Near the time of death, the patients’ blood cultures were positive for Pseudomonas aeruginosa and multidrug-resistant Acinetobacter baumanii. In addition, bone marrow biopsy obtained after his death showed interstitial infiltrates of plasma CD138+, CD56+/–, and κ­+ cells, which constituted about 15% of all cells. Thus, a postmortem diagnosis of multiple myeloma with amyloidosis was made. Immunofixation showed the presence of the κ­ light chain. The autopsy revealed focal interstitial fibrosis in the heart and lungs as well as advanced amyloidosis in the kidneys, liver, spleen, and bone marrow fat. Bone marrow plasma cell count was slightly increased but the growth rate of all 3 cell lines was maintained.
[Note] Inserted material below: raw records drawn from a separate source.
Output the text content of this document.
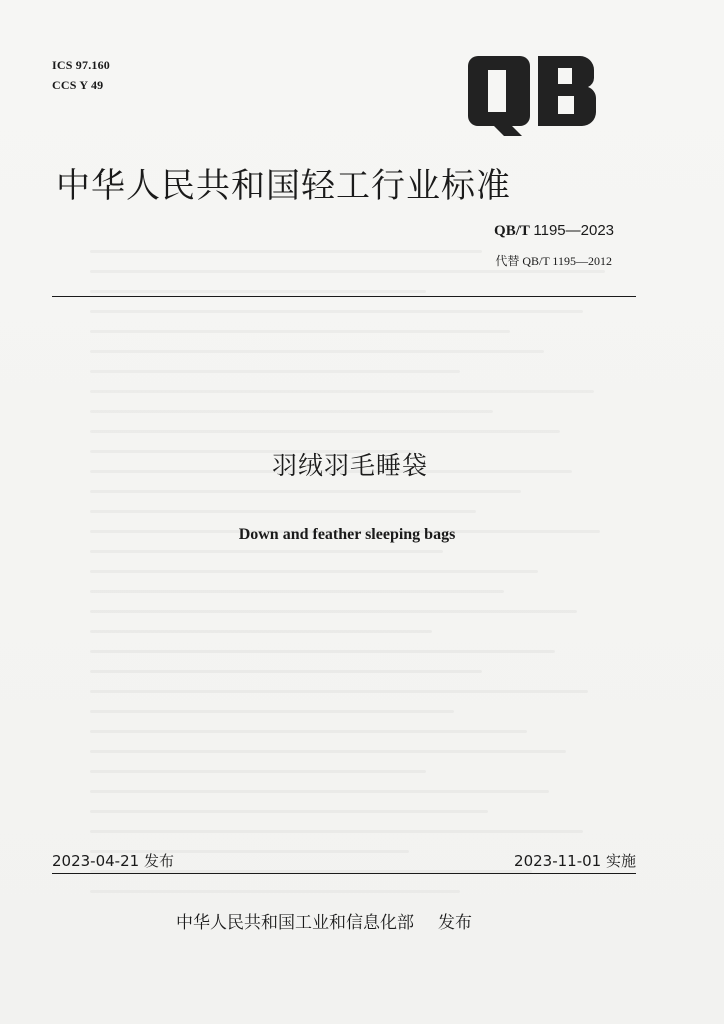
ICS 97.160
CCS Y 49
中华人民共和国轻工行业标准
QB/T 1195—2023
代替 QB/T 1195—2012
羽绒羽毛睡袋
Down and feather sleeping bags
2023-04-21 发布	2023-11-01 实施
中华人民共和国工业和信息化部 发布
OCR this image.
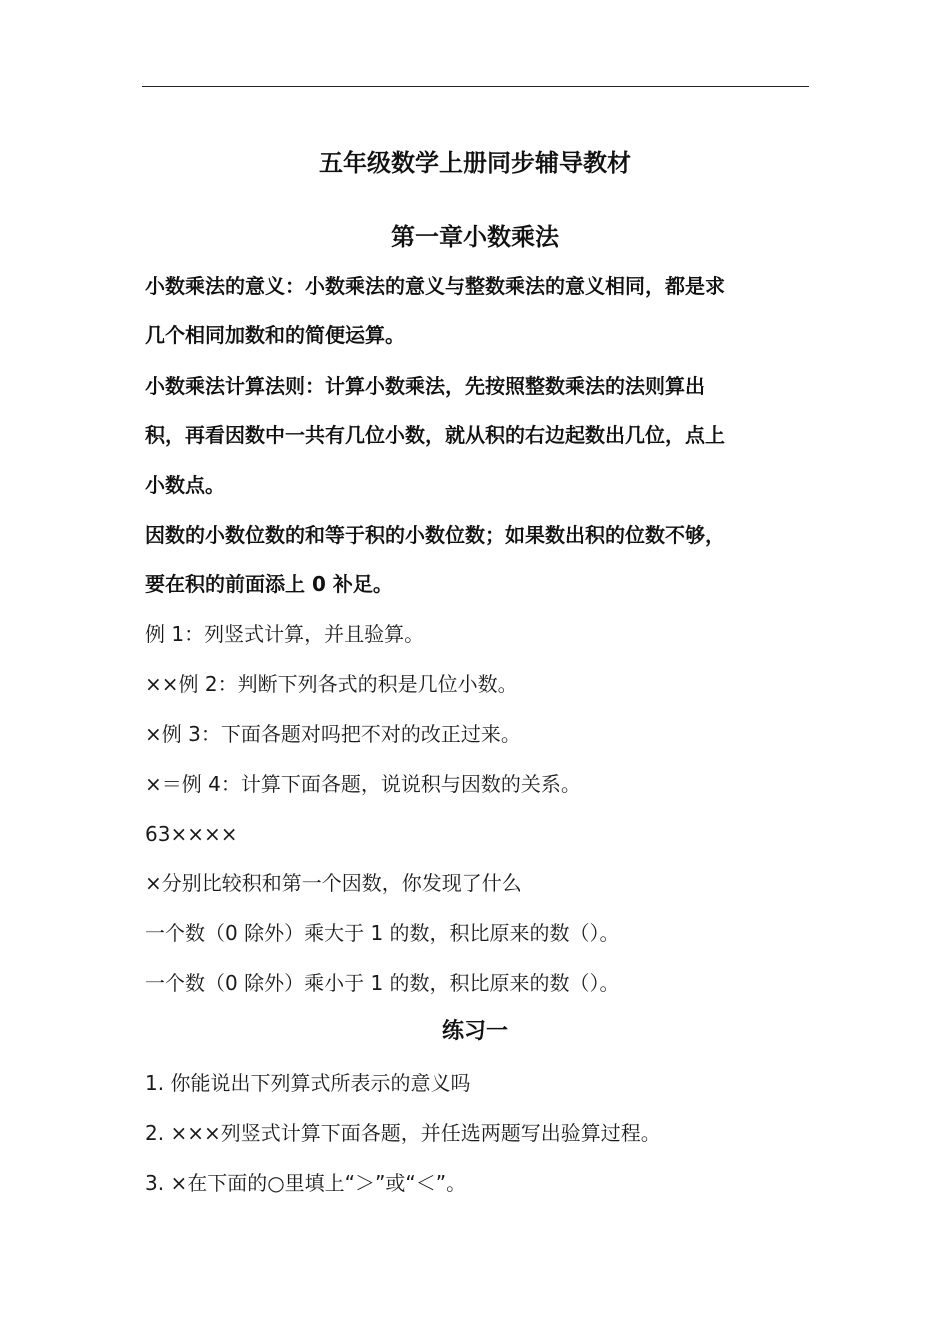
五年级数学上册同步辅导教材
第一章小数乘法
小数乘法的意义：小数乘法的意义与整数乘法的意义相同，都是求
几个相同加数和的简便运算。
小数乘法计算法则：计算小数乘法，先按照整数乘法的法则算出
积，再看因数中一共有几位小数，就从积的右边起数出几位，点上
小数点。
因数的小数位数的和等于积的小数位数；如果数出积的位数不够，
要在积的前面添上 0 补足。
例 1：列竖式计算，并且验算。
××例 2：判断下列各式的积是几位小数。
×例 3：下面各题对吗把不对的改正过来。
×＝例 4：计算下面各题，说说积与因数的关系。
63××××
×分别比较积和第一个因数，你发现了什么
一个数（0 除外）乘大于 1 的数，积比原来的数（）。
一个数（0 除外）乘小于 1 的数，积比原来的数（）。
练习一
1. 你能说出下列算式所表示的意义吗
2. ×××列竖式计算下面各题，并任选两题写出验算过程。
3. ×在下面的○里填上“＞”或“＜”。
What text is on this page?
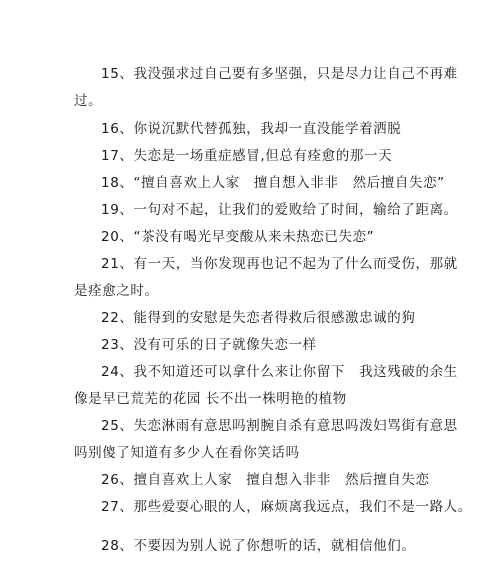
15、我没强求过自己要有多坚强，只是尽力让自己不再难
过。
16、你说沉默代替孤独，我却一直没能学着洒脱
17、失恋是一场重症感冒,但总有痊愈的那一天
18、“擅自喜欢上人家　擅自想入非非　然后擅自失恋”
19、一句对不起，让我们的爱败给了时间，输给了距离。
20、“茶没有喝光早变酸从来未热恋已失恋”
21、有一天，当你发现再也记不起为了什么而受伤，那就
是痊愈之时。
22、能得到的安慰是失恋者得救后很感激忠诚的狗
23、没有可乐的日子就像失恋一样
24、我不知道还可以拿什么来让你留下　我这残破的余生
像是早已荒芜的花园 长不出一株明艳的植物
25、失恋淋雨有意思吗割腕自杀有意思吗泼妇骂街有意思
吗别傻了知道有多少人在看你笑话吗
26、擅自喜欢上人家　擅自想入非非　然后擅自失恋
27、那些爱耍心眼的人，麻烦离我远点，我们不是一路人。
28、不要因为别人说了你想听的话，就相信他们。
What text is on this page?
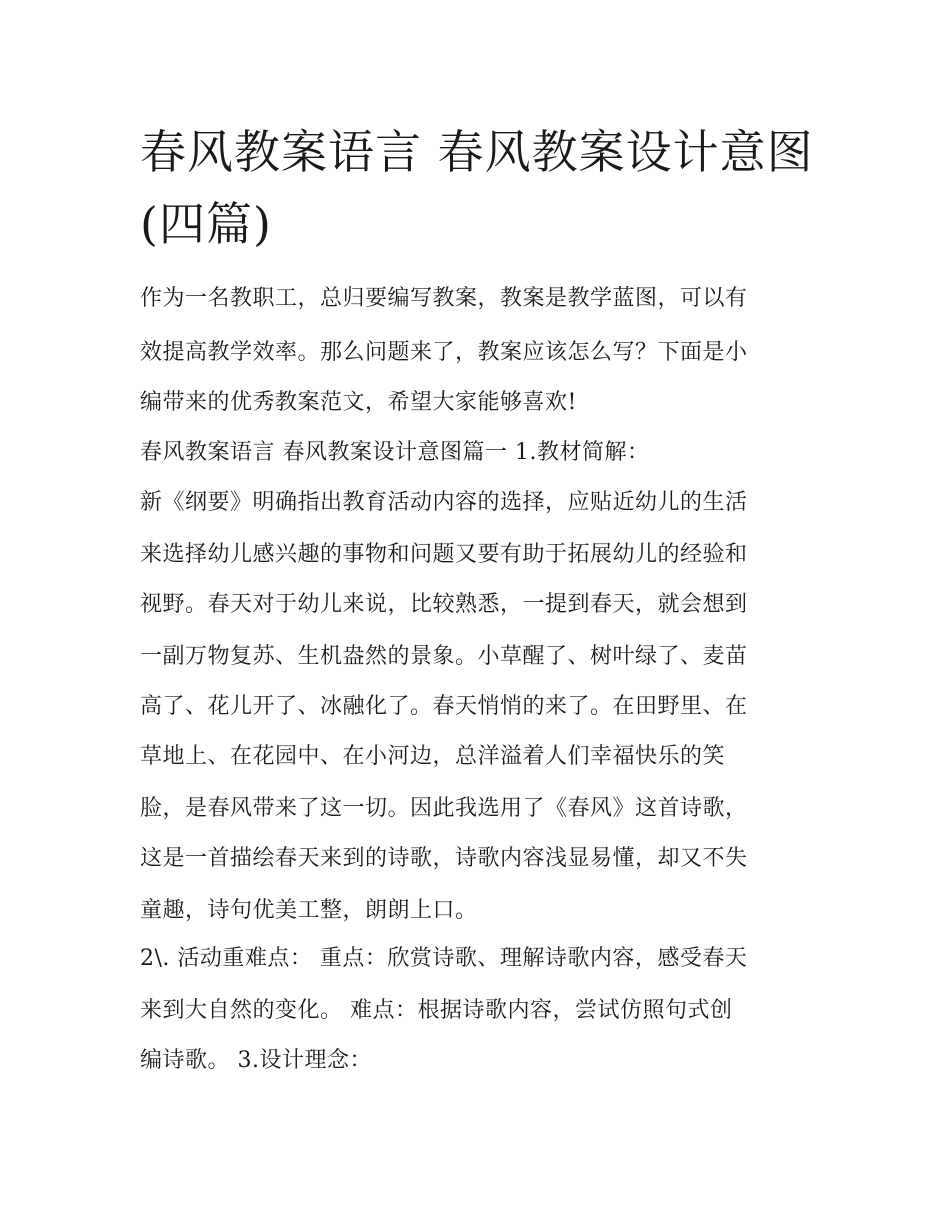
春风教案语言 春风教案设计意图(四篇)

作为一名教职工，总归要编写教案，教案是教学蓝图，可以有

效提高教学效率。那么问题来了，教案应该怎么写？下面是小

编带来的优秀教案范文，希望大家能够喜欢!

春风教案语言 春风教案设计意图篇一 1.教材简解：

新《纲要》明确指出教育活动内容的选择，应贴近幼儿的生活

来选择幼儿感兴趣的事物和问题又要有助于拓展幼儿的经验和

视野。春天对于幼儿来说，比较熟悉，一提到春天，就会想到

一副万物复苏、生机盎然的景象。小草醒了、树叶绿了、麦苗

高了、花儿开了、冰融化了。春天悄悄的来了。在田野里、在

草地上、在花园中、在小河边，总洋溢着人们幸福快乐的笑

脸，是春风带来了这一切。因此我选用了《春风》这首诗歌，

这是一首描绘春天来到的诗歌，诗歌内容浅显易懂，却又不失

童趣，诗句优美工整，朗朗上口。

2\. 活动重难点： 重点：欣赏诗歌、理解诗歌内容，感受春天

来到大自然的变化。 难点：根据诗歌内容，尝试仿照句式创

编诗歌。 3.设计理念：
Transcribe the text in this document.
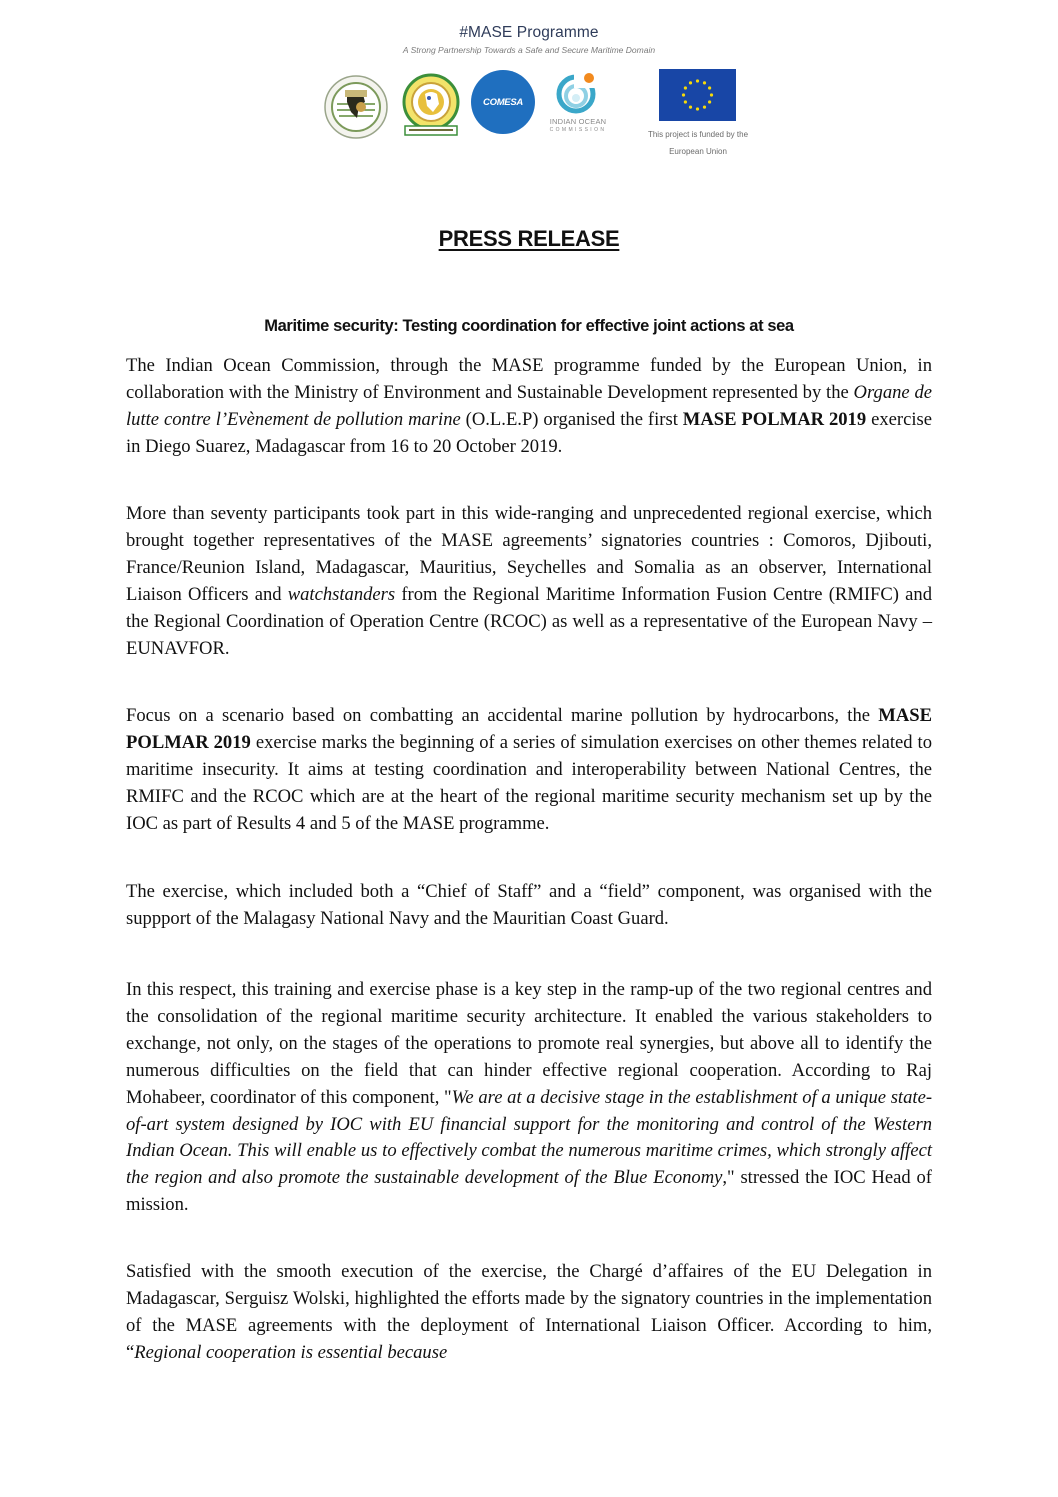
#MASE Programme
A Strong Partnership Towards a Safe and Secure Maritime Domain
COMESA
INDIAN OCEAN
COMMISSION	This project is funded by the
European Union
PRESS RELEASE
Maritime security: Testing coordination for effective joint actions at sea

The Indian Ocean Commission, through the MASE programme funded by the European Union, in collaboration with the Ministry of Environment and Sustainable Development represented by the Organe de lutte contre l’Evènement de pollution marine (O.L.E.P) organised the first MASE POLMAR 2019 exercise in Diego Suarez, Madagascar from 16 to 20 October 2019.

More than seventy participants took part in this wide-ranging and unprecedented regional exercise, which brought together representatives of the MASE agreements’ signatories countries : Comoros, Djibouti, France/Reunion Island, Madagascar, Mauritius, Seychelles and Somalia as an observer, International Liaison Officers and watchstanders from the Regional Maritime Information Fusion Centre (RMIFC) and the Regional Coordination of Operation Centre (RCOC) as well as a representative of the European Navy – EUNAVFOR.

Focus on a scenario based on combatting an accidental marine pollution by hydrocarbons, the MASE POLMAR 2019 exercise marks the beginning of a series of simulation exercises on other themes related to maritime insecurity. It aims at testing coordination and interoperability between National Centres, the RMIFC and the RCOC which are at the heart of the regional maritime security mechanism set up by the IOC as part of Results 4 and 5 of the MASE programme.

The exercise, which included both a “Chief of Staff” and a “field” component, was organised with the suppport of the Malagasy National Navy and the Mauritian Coast Guard.

In this respect, this training and exercise phase is a key step in the ramp-up of the two regional centres and the consolidation of the regional maritime security architecture. It enabled the various stakeholders to exchange, not only, on the stages of the operations to promote real synergies, but above all to identify the numerous difficulties on the field that can hinder effective regional cooperation. According to Raj Mohabeer, coordinator of this component, "We are at a decisive stage in the establishment of a unique state-of-art system designed by IOC with EU financial support for the monitoring and control of the Western Indian Ocean. This will enable us to effectively combat the numerous maritime crimes, which strongly affect the region and also promote the sustainable development of the Blue Economy," stressed the IOC Head of mission.

Satisfied with the smooth execution of the exercise, the Chargé d’affaires of the EU Delegation in Madagascar, Serguisz Wolski, highlighted the efforts made by the signatory countries in the implementation of the MASE agreements with the deployment of International Liaison Officer. According to him, “Regional cooperation is essential because
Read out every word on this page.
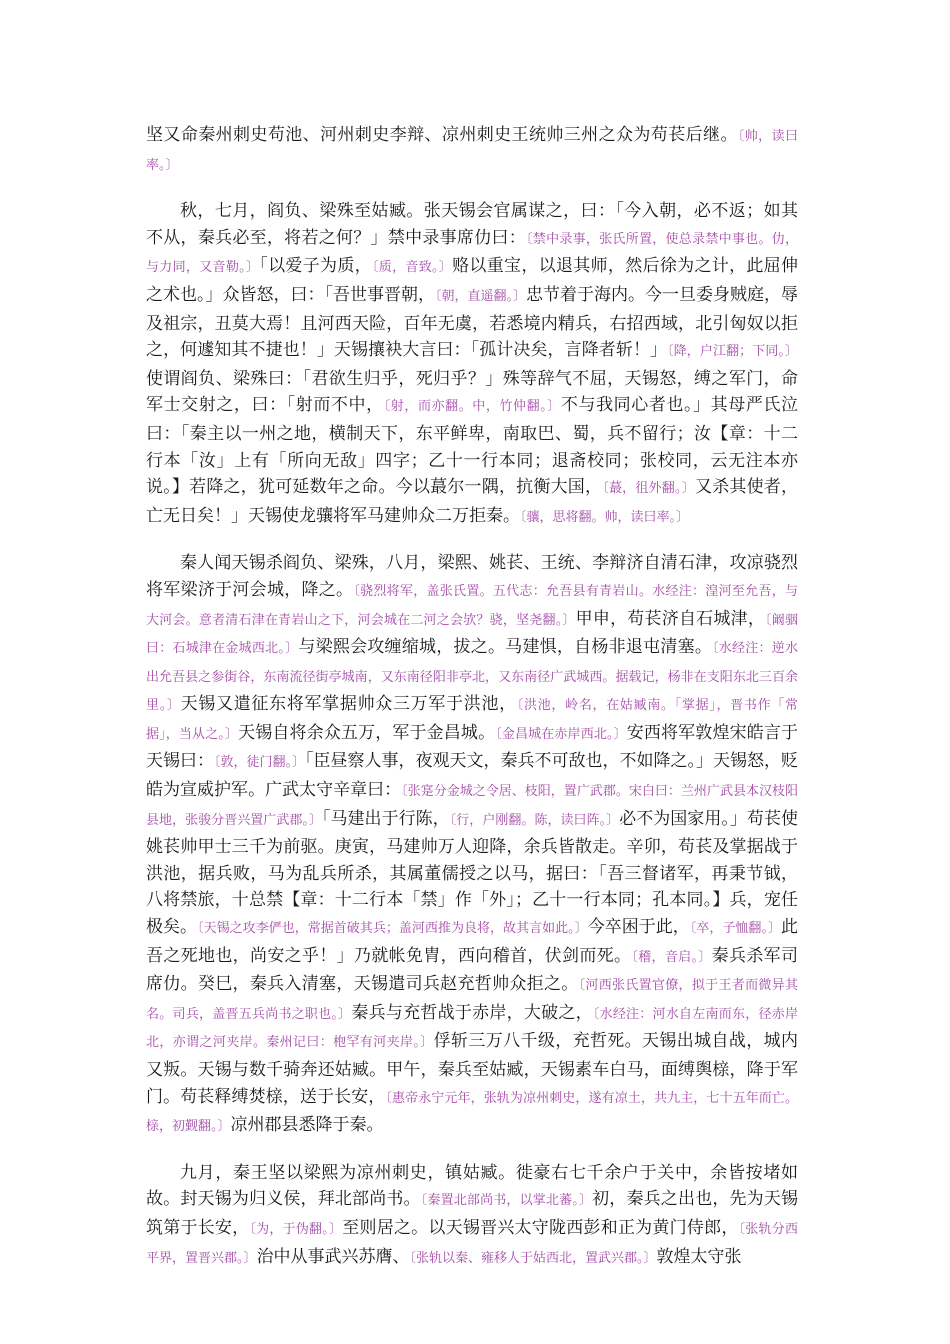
坚又命秦州刺史苟池、河州刺史李辩、凉州刺史王统帅三州之众为苟苌后继。〔帅，读曰率。〕

秋，七月，阎负、梁殊至姑臧。张天锡会官属谋之，曰：「今入朝，必不返；如其不从，秦兵必至，将若之何？」禁中录事席仂曰：〔禁中录事，张氏所置，使总录禁中事也。仂，与力同，又音勒。〕「以爱子为质，〔质，音致。〕赂以重宝，以退其师，然后徐为之计，此屈伸之术也。」众皆怒，曰：「吾世事晋朝，〔朝，直遥翻。〕忠节着于海内。今一旦委身贼庭，辱及祖宗，丑莫大焉！且河西天险，百年无虞，若悉境内精兵，右招西域，北引匈奴以拒之，何遽知其不捷也！」天锡攘袂大言曰：「孤计决矣，言降者斩！」〔降，户江翻；下同。〕使谓阎负、梁殊曰：「君欲生归乎，死归乎？」殊等辞气不屈，天锡怒，缚之军门，命军士交射之，曰：「射而不中，〔射，而亦翻。中，竹仲翻。〕不与我同心者也。」其母严氏泣曰：「秦主以一州之地，横制天下，东平鲜卑，南取巴、蜀，兵不留行；汝【章：十二行本「汝」上有「所向无敌」四字；乙十一行本同；退斋校同；张校同，云无注本亦说。】若降之，犹可延数年之命。今以蕞尔一隅，抗衡大国，〔蕞，徂外翻。〕又杀其使者，亡无日矣！」天锡使龙骧将军马建帅众二万拒秦。〔骧，思将翻。帅，读曰率。〕

秦人闻天锡杀阎负、梁殊，八月，梁熙、姚苌、王统、李辩济自清石津，攻凉骁烈将军梁济于河会城，降之。〔骁烈将军，盖张氏置。五代志：允吾县有青岩山。水经注：湟河至允吾，与大河会。意者清石津在青岩山之下，河会城在二河之会欤？骁，坚尧翻。〕甲申，苟苌济自石城津，〔阚骃曰：石城津在金城西北。〕与梁熙会攻缠缩城，拔之。马建惧，自杨非退屯清塞。〔水经注：逆水出允吾县之参街谷，东南流径街亭城南，又东南径阳非亭北，又东南径广武城西。据载记，杨非在支阳东北三百余里。〕天锡又遣征东将军掌据帅众三万军于洪池，〔洪池，岭名，在姑臧南。「掌据」，晋书作「常据」，当从之。〕天锡自将余众五万，军于金昌城。〔金昌城在赤岸西北。〕安西将军敦煌宋皓言于天锡曰：〔敦，徒门翻。〕「臣昼察人事，夜观天文，秦兵不可敌也，不如降之。」天锡怒，贬皓为宣威护军。广武太守辛章曰：〔张寔分金城之令居、枝阳，置广武郡。宋白曰：兰州广武县本汉枝阳县地，张骏分晋兴置广武郡。〕「马建出于行陈，〔行，户刚翻。陈，读曰阵。〕必不为国家用。」苟苌使姚苌帅甲士三千为前驱。庚寅，马建帅万人迎降，余兵皆散走。辛卯，苟苌及掌据战于洪池，据兵败，马为乱兵所杀，其属董儒授之以马，据曰：「吾三督诸军，再秉节钺，八将禁旅，十总禁【章：十二行本「禁」作「外」；乙十一行本同；孔本同。】兵，宠任极矣。〔天锡之攻李俨也，常据首破其兵；盖河西推为良将，故其言如此。〕今卒困于此，〔卒，子恤翻。〕此吾之死地也，尚安之乎！」乃就帐免胄，西向稽首，伏剑而死。〔稽，音启。〕秦兵杀军司席仂。癸巳，秦兵入清塞，天锡遣司兵赵充哲帅众拒之。〔河西张氏置官僚，拟于王者而微异其名。司兵，盖晋五兵尚书之职也。〕秦兵与充哲战于赤岸，大破之，〔水经注：河水自左南而东，径赤岸北，亦谓之河夹岸。秦州记曰：枹罕有河夹岸。〕俘斩三万八千级，充哲死。天锡出城自战，城内又叛。天锡与数千骑奔还姑臧。甲午，秦兵至姑臧，天锡素车白马，面缚舆榇，降于军门。苟苌释缚焚榇，送于长安，〔惠帝永宁元年，张轨为凉州刺史，遂有凉土，共九主，七十五年而亡。榇，初觐翻。〕凉州郡县悉降于秦。

九月，秦王坚以梁熙为凉州刺史，镇姑臧。徙豪右七千余户于关中，余皆按堵如故。封天锡为归义侯，拜北部尚书。〔秦置北部尚书，以掌北蕃。〕初，秦兵之出也，先为天锡筑第于长安，〔为，于伪翻。〕至则居之。以天锡晋兴太守陇西彭和正为黄门侍郎，〔张轨分西平界，置晋兴郡。〕治中从事武兴苏膺、〔张轨以秦、雍移人于姑西北，置武兴郡。〕敦煌太守张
Although drugs are the leading triggers of Lyell syndrome, mainly during the first 8 weeks of the therapy, it should be stressed that active cancer,1 in particular hematologic malignancy, increases this risk by 30- to 60-fold compared with the general population,2 which is also associated with excessive mortality.3 In the reported case, antibiotics or allopurinol might have triggered the development of Lyell syndrome, but the underlying malignancy (which was not diagnosed in a timely manner and was therefore left untreated) could be another pathogenetic factor. Nevertheless, the prognosis of our patient was associated with a mortality rate of 90% (based on the SCORTEN [Score of Toxic Epidermal Necrolysis] score of 5 on the 5-point scale).4 In 10% to 15% of patients, multiple myeloma coexists with primary amyloidosis, resulting in a much poorer prognosis.5

Importantly, this case highlights the significant role of cancer in the development of Lyell syndrome. In particular, the presence of the syndrome may indicate active malignancy, which, in turn, could influence the decision making regarding the types of drugs offered to these patients.